Yara Pilbara, Woodside and Rio Tinto have made inroads into the war on waste this year, with all three companies implementing new initiatives focused on reducing, reusing and recycling.

Yara is leading the way with a ban on the use of disposable cups saving the company $20,000 a year.

Site services co-ordinator Rob Scott is leading the charge at the fertiliser giant, saying it was obvious industry as a whole could and should be doing better.

“We were using about 1000 cups a day, which was unbelievable considering there are 200 people on site,” he said.

Single-use plastic cups were the kick-off initiative, with the company now moving its focus to the establishment of a waste services contract on site.

“Industry is shocking for not recycling where they can, but our contract will be based around recycling everything from office waste to steel,” Mr Scott said.

Meanwhile, Woodside is focusing on waste reduction initiatives at its sites, including providing reusable food containers at accommodation villages.

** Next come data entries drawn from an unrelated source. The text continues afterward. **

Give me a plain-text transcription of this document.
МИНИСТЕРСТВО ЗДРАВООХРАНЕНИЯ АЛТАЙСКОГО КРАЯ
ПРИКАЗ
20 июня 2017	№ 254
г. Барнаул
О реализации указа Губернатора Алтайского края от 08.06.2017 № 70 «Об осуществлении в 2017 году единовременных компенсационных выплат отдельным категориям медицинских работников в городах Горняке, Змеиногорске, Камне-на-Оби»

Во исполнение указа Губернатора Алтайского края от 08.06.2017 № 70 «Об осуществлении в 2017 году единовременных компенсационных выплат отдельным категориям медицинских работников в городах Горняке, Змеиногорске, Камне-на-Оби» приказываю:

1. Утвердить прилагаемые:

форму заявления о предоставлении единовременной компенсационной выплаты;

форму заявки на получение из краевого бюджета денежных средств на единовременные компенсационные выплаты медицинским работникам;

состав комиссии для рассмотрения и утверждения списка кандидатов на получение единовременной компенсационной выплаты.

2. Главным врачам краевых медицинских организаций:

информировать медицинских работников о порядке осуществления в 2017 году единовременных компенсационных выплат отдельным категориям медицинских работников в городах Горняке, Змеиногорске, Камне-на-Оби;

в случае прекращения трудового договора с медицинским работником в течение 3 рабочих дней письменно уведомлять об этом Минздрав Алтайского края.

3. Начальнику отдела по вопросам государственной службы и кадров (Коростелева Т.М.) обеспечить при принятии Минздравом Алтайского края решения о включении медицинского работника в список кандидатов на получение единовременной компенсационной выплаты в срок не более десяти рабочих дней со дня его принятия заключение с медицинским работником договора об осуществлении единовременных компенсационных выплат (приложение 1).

A spokeswoman for the company said all waste from Woodside’s facilities is segregated to maximise recycling opportunities.

“For example, cans and plastic waste are baled for recycling, scrap metals are consolidated and taken to a local recycler, and glass bottles are crushed and reused as a road base,” she said.

Environment Minister Stephen Dawson said he applauds those making changes to their habits and processes to reduce their environmental impact.

“Reducing environmental impact is an ongoing task and something we can always improve,” he said.

“Resource companies can do simple things like reduce their use of single-use plastic and look at how to better recycle redundant equipment and machinery.”

A Rio Tinto spokeswoman said they have engaged in a campaign to encourage the use of reusable bags at village dining and retail facilities in camps and Pilbara towns.

“The company is also working on a suite of initiatives to reduce consumption of single-use plastic across our sites,” she said.

Mr Scott said anything resource companies can do is a benefit.

“I’m passionate about where we live, I love the Pilbara and we’re very lucky to be able to operate in this region,” he said.

“So whatever we can do to minimise our impact, we have to do.”